S’il le relativise, Mohamed Bensaada n’élude pas l’électrochoc provoqué par l’irruption d’Eric Zemmour, chez les électeurs issus des immigrations de la fin du XXe siècle. Qu’ils soient musulmans pratiquants ou non. « Il a tellement fait péter tous les tabous que ça a troublés beaucoup d’entre nous. Et face aux stigmatisations, Mélenchon a été le seul à dire : “laissez ces Français tranquilles” », affirme-t-il.
« Un élément commun du vote Mélenchon dans nos quartiers, c’est la peur créée par la parole islamophobe de Zemmour et Le Pen », confirme la sociologue Karima Berriche, ancienne directrice du centre social de la cité de la Busserine (14e). Pour preuve de cette émotion, elle évoque un appel qui a beaucoup circulé sur les réseaux sociaux avant le vote. Un texte dont l’origine reste inconnue mais qui, intitulé « communiqué des imams et prédicateurs », appelle « les citoyens français de confession musulmane à voter pour le moins pire des candidats : Jean-Luc Mélenchon. Le seul à avoir abordé la question de la liberté des musulmans (…) ».
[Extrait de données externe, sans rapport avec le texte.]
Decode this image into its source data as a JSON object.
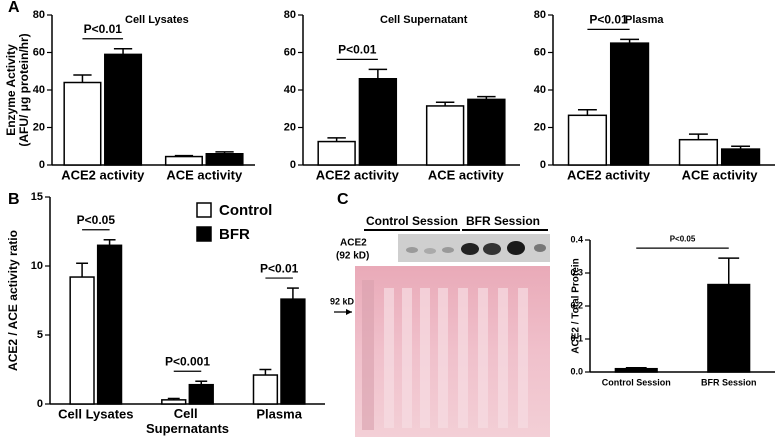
{
  "chart_data": [
    {
      "type": "bar",
      "panel_label": "A",
      "title": "Cell Lysates",
      "ylabel": [
        "Enzyme Activity",
        "(AFU/ μg protein/hr)"
      ],
      "categories": [
        "ACE2 activity",
        "ACE activity"
      ],
      "series": [
        {
          "color": "#ffffff",
          "values": [
            44,
            4.5
          ],
          "errors": [
            4,
            0.5
          ]
        },
        {
          "color": "#000000",
          "values": [
            59,
            6
          ],
          "errors": [
            3,
            1
          ]
        }
      ],
      "ylim": [
        0,
        80
      ],
      "yticks": [
        0,
        20,
        40,
        60,
        80
      ],
      "annotations": [
        {
          "text": "P<0.01",
          "category": 0
        }
      ]
    },
    {
      "type": "bar",
      "title": "Cell Supernatant",
      "categories": [
        "ACE2 activity",
        "ACE activity"
      ],
      "series": [
        {
          "color": "#ffffff",
          "values": [
            12.5,
            31.5
          ],
          "errors": [
            2,
            2
          ]
        },
        {
          "color": "#000000",
          "values": [
            46,
            35
          ],
          "errors": [
            5,
            1.5
          ]
        }
      ],
      "ylim": [
        0,
        80
      ],
      "yticks": [
        0,
        20,
        40,
        60,
        80
      ],
      "annotations": [
        {
          "text": "P<0.01",
          "category": 0
        }
      ]
    },
    {
      "type": "bar",
      "title": "Plasma",
      "categories": [
        "ACE2 activity",
        "ACE activity"
      ],
      "series": [
        {
          "color": "#ffffff",
          "values": [
            26.5,
            13.5
          ],
          "errors": [
            3,
            3
          ]
        },
        {
          "color": "#000000",
          "values": [
            65,
            8.5
          ],
          "errors": [
            2,
            1.5
          ]
        }
      ],
      "ylim": [
        0,
        80
      ],
      "yticks": [
        0,
        20,
        40,
        60,
        80
      ],
      "annotations": [
        {
          "text": "P<0.01",
          "category": 0
        }
      ]
    },
    {
      "type": "bar",
      "panel_label": "B",
      "ylabel": "ACE2 / ACE activity ratio",
      "categories": [
        "Cell Lysates",
        "Cell Supernatants",
        "Plasma"
      ],
      "series": [
        {
          "name": "Control",
          "color": "#ffffff",
          "values": [
            9.2,
            0.3,
            2.1
          ],
          "errors": [
            1,
            0.1,
            0.4
          ]
        },
        {
          "name": "BFR",
          "color": "#000000",
          "values": [
            11.5,
            1.4,
            7.6
          ],
          "errors": [
            0.4,
            0.25,
            0.8
          ]
        }
      ],
      "ylim": [
        0,
        15
      ],
      "yticks": [
        0,
        5,
        10,
        15
      ],
      "legend": "top-right",
      "annotations": [
        {
          "text": "P<0.05",
          "category": 0
        },
        {
          "text": "P<0.001",
          "category": 1
        },
        {
          "text": "P<0.01",
          "category": 2
        }
      ]
    },
    {
      "type": "bar",
      "ylabel": "ACE2 / Total Protein",
      "categories": [
        "Control Session",
        "BFR Session"
      ],
      "series": [
        {
          "color": "#000000",
          "values": [
            0.01,
            0.265
          ],
          "errors": [
            0.003,
            0.08
          ]
        }
      ],
      "ylim": [
        0,
        0.4
      ],
      "yticks": [
        {
          "value": 0,
          "label": "0.0"
        },
        0.1,
        0.2,
        0.3,
        0.4
      ],
      "annotations": [
        {
          "text": "P<0.05",
          "categories": [
            0,
            1
          ]
        }
      ]
    }
  ],
  "blot": {
    "panel_label": "C",
    "group_labels": [
      "Control Session",
      "BFR Session"
    ],
    "band_label": [
      "ACE2",
      "(92 kD)"
    ],
    "marker_label": "92 kD"
  }
}
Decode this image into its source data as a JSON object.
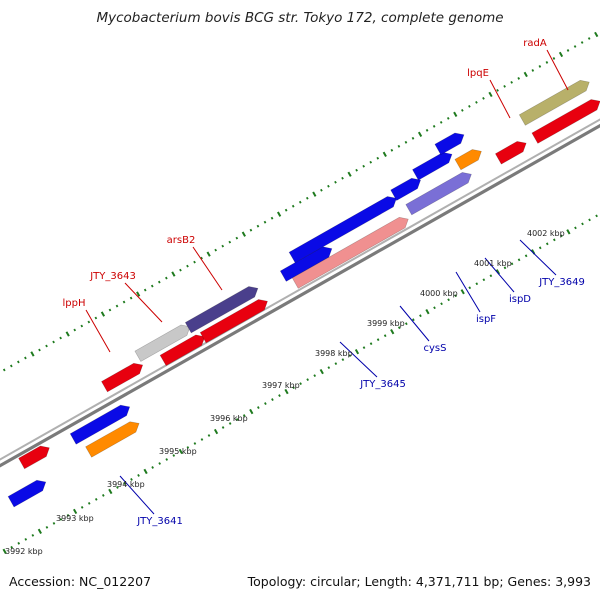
{
  "title": "Mycobacterium bovis BCG str. Tokyo 172, complete genome",
  "footer": {
    "accession": "Accession: NC_012207",
    "summary": "Topology: circular; Length: 4,371,711 bp; Genes: 3,993"
  },
  "colors": {
    "red": "#e8000f",
    "blue": "#0a0ae6",
    "orange": "#ff8a00",
    "olive": "#b8b06a",
    "darkpurple": "#4a3f8c",
    "lightgray": "#c8c8c8",
    "pink": "#f09090",
    "lavender": "#7a6fd6",
    "backbone": "#8e8e8e",
    "tick": "#1e7a1e",
    "labelA": "#cc0000",
    "labelB": "#0000aa"
  },
  "scale_labels": [
    "3992 kbp",
    "3993 kbp",
    "3994 kbp",
    "3995 kbp",
    "3996 kbp",
    "3997 kbp",
    "3998 kbp",
    "3999 kbp",
    "4000 kbp",
    "4001 kbp",
    "4002 kbp"
  ],
  "gene_labels_a": [
    "radA",
    "lpqE",
    "arsB2",
    "JTY_3643",
    "lppH"
  ],
  "gene_labels_b": [
    "JTY_3649",
    "ispD",
    "ispF",
    "cysS",
    "JTY_3645",
    "JTY_3641"
  ],
  "features": [
    {
      "name": "radA",
      "color": "olive"
    },
    {
      "name": "lpqE",
      "color": "red"
    },
    {
      "name": "arsB2",
      "color": "darkpurple"
    },
    {
      "name": "JTY_3643",
      "color": "lightgray"
    },
    {
      "name": "lppH",
      "color": "red"
    },
    {
      "name": "cysS",
      "color": "pink"
    },
    {
      "name": "ispF",
      "color": "lavender"
    },
    {
      "name": "ispD",
      "color": "blue"
    },
    {
      "name": "JTY_3649",
      "color": "orange"
    },
    {
      "name": "JTY_3645",
      "color": "blue"
    },
    {
      "name": "JTY_3641",
      "color": "orange"
    }
  ]
}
« J’ai reçu moi aussi ce communiqué, mais personne ne sait qui en est à l’origine », sourit presque l’imam marseillais Abdessalem Souiki. Lui assure n’avoir donné aucune consigne, mais estime que le vote Mélenchon a été « une question de dignité » pour les musulmans marseillais. « C’est le seul candidat à ne pas les avoir stigmatisés », observe-t-il. « Certaines mosquées ont donné des indications claires », confie, sans vouloir les citer, Nassurdine Haidari, imam originaire de la cité Felix-Pyat. « A l’heure où l’extrême droite fait 30 % et la loi sur le séparatisme met les musulmans dans une position très inconfortable, Mélenchon est apparu aux yeux de la communauté comme le seul candidat dont le discours républicain pouvait la défendre », conclut-il.